Last month we featured a series of poster presentations from ACRL 2015 that demonstrated great design and visual representations of research and ideas. One of the fantastic posters we saw at conference slipped into an email abyss and didn’t make it into those posts, but we’re remedying that now.
Today’s featured design is a poster, yes, but we’re highlighting it today because it uses a somewhat unconventional material from a website that has some definite design possibilities. Allison Carr, Social Sciences Librarian, and Talitha Matlin, STEM Librarian, both at California State University San Marcos, used Spoonflower to print their poster on fabric.
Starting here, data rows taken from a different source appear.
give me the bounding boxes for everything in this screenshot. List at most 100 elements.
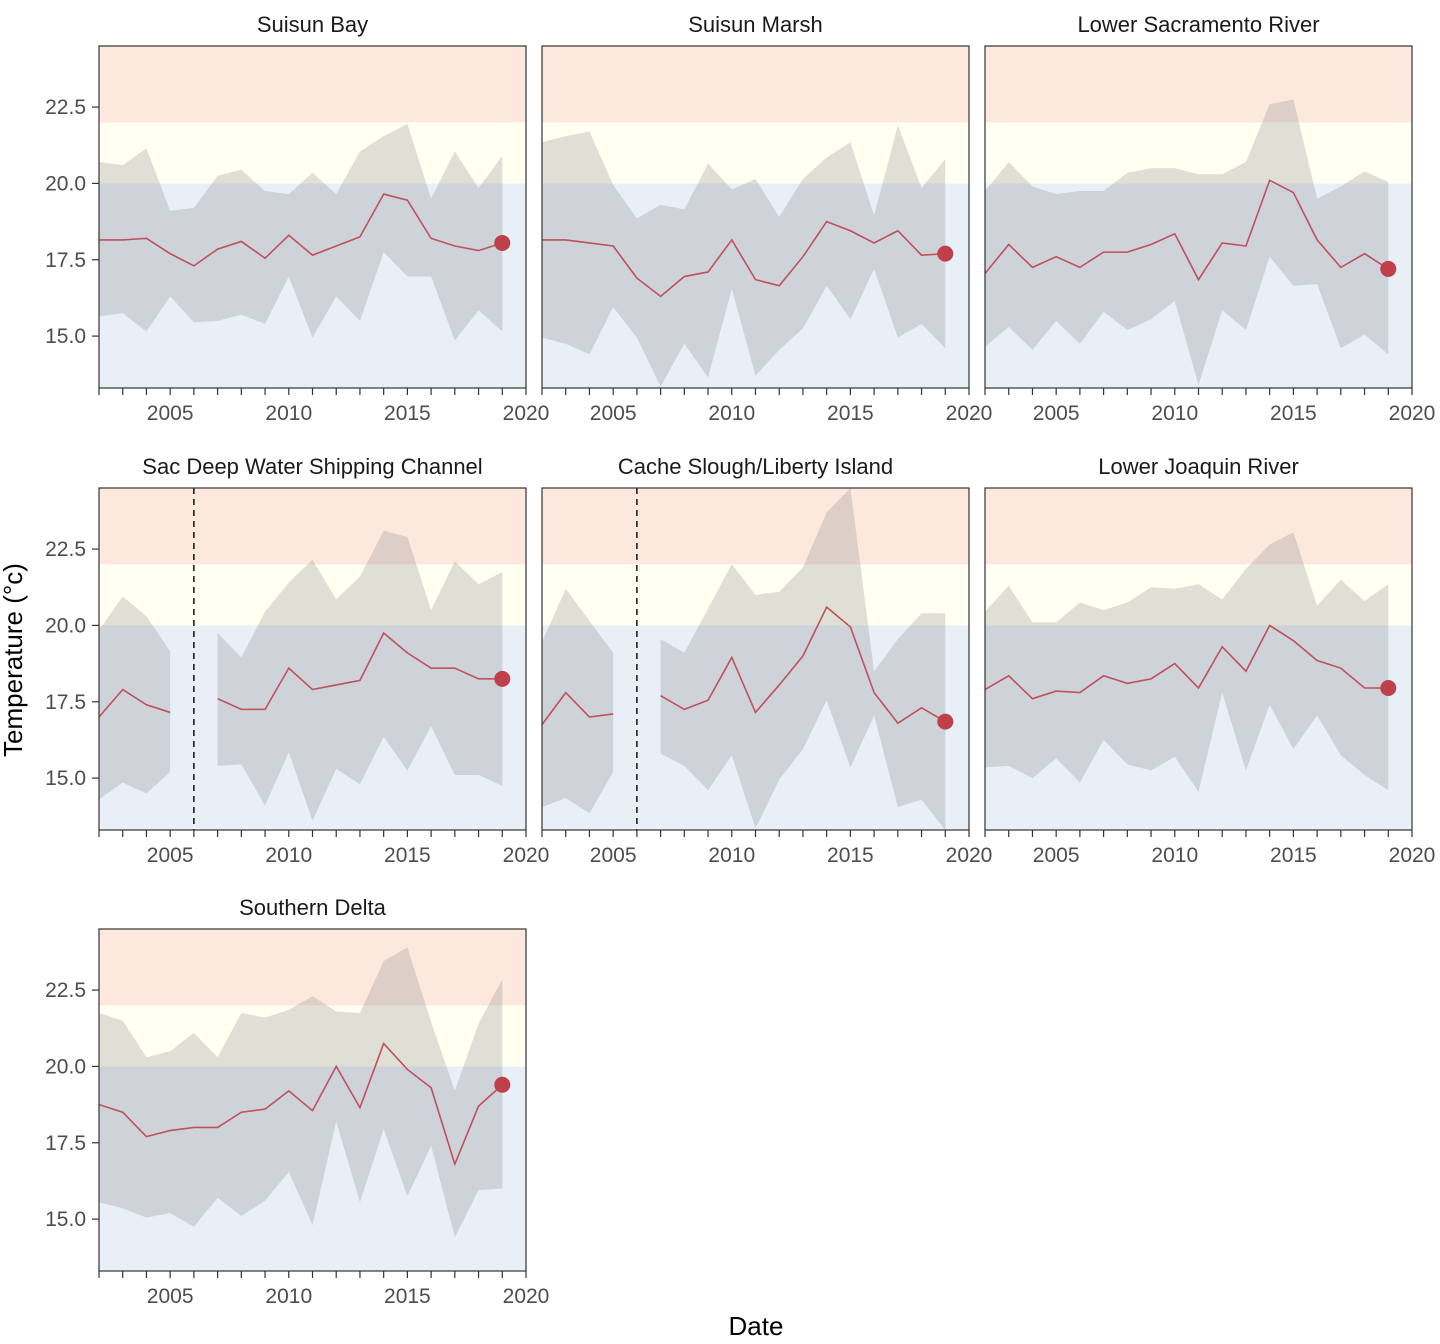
panel-title: Southern Delta bbox=[239, 895, 387, 920]
y-tick-label: 17.5 bbox=[45, 1132, 86, 1155]
range-ribbon bbox=[660, 488, 946, 830]
x-tick-label: 2015 bbox=[827, 402, 874, 425]
latest-value-point bbox=[494, 1076, 511, 1093]
x-tick-label: 2005 bbox=[147, 844, 194, 867]
threshold-band bbox=[985, 488, 1412, 565]
threshold-band bbox=[985, 183, 1412, 388]
y-tick-label: 20.0 bbox=[45, 172, 86, 195]
threshold-band bbox=[99, 1005, 526, 1067]
facet-panel: Lower Joaquin River 2005 2010 2015 2020 bbox=[984, 454, 1436, 867]
x-tick-label: 2005 bbox=[147, 402, 194, 425]
x-tick-label: 2010 bbox=[708, 402, 755, 425]
x-tick-label: 2010 bbox=[708, 844, 755, 867]
facet-panel: Lower Sacramento River 2005 2010 2015 2020 bbox=[984, 12, 1436, 425]
threshold-band bbox=[985, 625, 1412, 830]
threshold-band bbox=[985, 122, 1412, 184]
x-tick-label: 2015 bbox=[827, 844, 874, 867]
threshold-band bbox=[985, 564, 1412, 626]
panel-title: Suisun Bay bbox=[257, 12, 368, 37]
x-tick-label: 2020 bbox=[1389, 844, 1436, 867]
range-ribbon bbox=[985, 532, 1389, 792]
panel-title: Lower Joaquin River bbox=[1098, 454, 1299, 479]
x-tick-label: 2010 bbox=[265, 402, 312, 425]
threshold-band bbox=[99, 122, 526, 184]
x-axis-title: Date bbox=[729, 1311, 784, 1341]
panel-title: Sac Deep Water Shipping Channel bbox=[142, 454, 482, 479]
latest-value-point bbox=[937, 245, 954, 262]
x-tick-label: 2020 bbox=[503, 402, 550, 425]
mean-line bbox=[99, 688, 171, 718]
threshold-band bbox=[542, 488, 969, 565]
y-tick-label: 20.0 bbox=[45, 1055, 86, 1078]
panel-title: Lower Sacramento River bbox=[1077, 12, 1319, 37]
mean-line bbox=[99, 1042, 503, 1167]
mean-line bbox=[99, 193, 503, 267]
range-ribbon bbox=[217, 530, 503, 821]
threshold-band bbox=[542, 183, 969, 388]
y-tick-label: 15.0 bbox=[45, 767, 86, 790]
threshold-band bbox=[99, 1066, 526, 1271]
latest-value-point bbox=[1380, 680, 1397, 697]
threshold-band bbox=[542, 625, 969, 830]
range-ribbon bbox=[542, 125, 946, 387]
y-tick-label: 20.0 bbox=[45, 614, 86, 637]
x-tick-label: 2015 bbox=[1270, 844, 1317, 867]
x-tick-label: 2015 bbox=[384, 402, 431, 425]
x-tick-label: 2010 bbox=[1151, 844, 1198, 867]
latest-value-point bbox=[1380, 260, 1397, 277]
mean-line bbox=[985, 624, 1389, 700]
threshold-band bbox=[99, 46, 526, 123]
threshold-band bbox=[99, 929, 526, 1006]
x-tick-label: 2020 bbox=[946, 844, 993, 867]
y-tick-label: 17.5 bbox=[45, 249, 86, 272]
facet-panel: Cache Slough/Liberty Island 2005 2010 2015 2… bbox=[541, 454, 993, 867]
y-tick-label: 22.5 bbox=[45, 96, 86, 119]
x-tick-label: 2020 bbox=[503, 844, 550, 867]
range-ribbon bbox=[99, 947, 503, 1238]
x-tick-label: 2005 bbox=[1033, 844, 1080, 867]
latest-value-point bbox=[494, 670, 511, 687]
facet-panel: Sac Deep Water Shipping Channel 2005 2010 2… bbox=[45, 454, 549, 867]
y-tick-label: 15.0 bbox=[45, 325, 86, 348]
latest-value-point bbox=[937, 713, 954, 730]
mean-line bbox=[542, 691, 614, 726]
x-tick-label: 2015 bbox=[1270, 402, 1317, 425]
x-tick-label: 2020 bbox=[1389, 402, 1436, 425]
panel-title: Cache Slough/Liberty Island bbox=[618, 454, 893, 479]
x-tick-label: 2020 bbox=[946, 402, 993, 425]
threshold-band bbox=[99, 183, 526, 388]
threshold-band bbox=[99, 564, 526, 626]
x-tick-label: 2005 bbox=[147, 1285, 194, 1308]
threshold-band bbox=[99, 625, 526, 830]
y-tick-label: 17.5 bbox=[45, 691, 86, 714]
mean-line bbox=[660, 605, 946, 725]
x-tick-label: 2005 bbox=[590, 402, 637, 425]
x-tick-label: 2015 bbox=[384, 1285, 431, 1308]
x-tick-label: 2010 bbox=[1151, 402, 1198, 425]
x-tick-label: 2010 bbox=[265, 1285, 312, 1308]
x-tick-label: 2015 bbox=[384, 844, 431, 867]
facet-panel: Suisun Bay 2005 2010 2015 2020 15.0 17.5 20.0 22… bbox=[45, 12, 549, 425]
threshold-band bbox=[99, 488, 526, 565]
threshold-band bbox=[542, 46, 969, 123]
x-tick-label: 2010 bbox=[265, 844, 312, 867]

Here’s Allison discussing their design process:
My default design style is minimal, which is reflected in the font selection, white space and few colors. I tend towards calming colors; we’ve used muted blues and greens for similar topics in the past and wanted to stick with these colors for our current poster. While I started with a solid white background, I ended up with a subtle pattern for visual interest. The two silhouettes represented the two of us in our process of critical reflection. We also wanted it to be easily read from further away to allow for more people to see the main points as they wandered through the exhibit hall. This meant we had to cut much of our original text to ensure that the font size could be as large as possible.Lastly, while you can’t tell from the PDF, we had our poster printed on fabric through Spoonflower. We wanted it to be easily transportable, but were unsure about the clarity and crispness of the final printing. Many of our design decisions were made with this in mind. They had suggested specifications for size and file format (Powerpoint to PDF), which we followed. In the end, the printing of the poster on fabric was the same, if not better, quality of a paper poster and we were thrilled with how it turned out.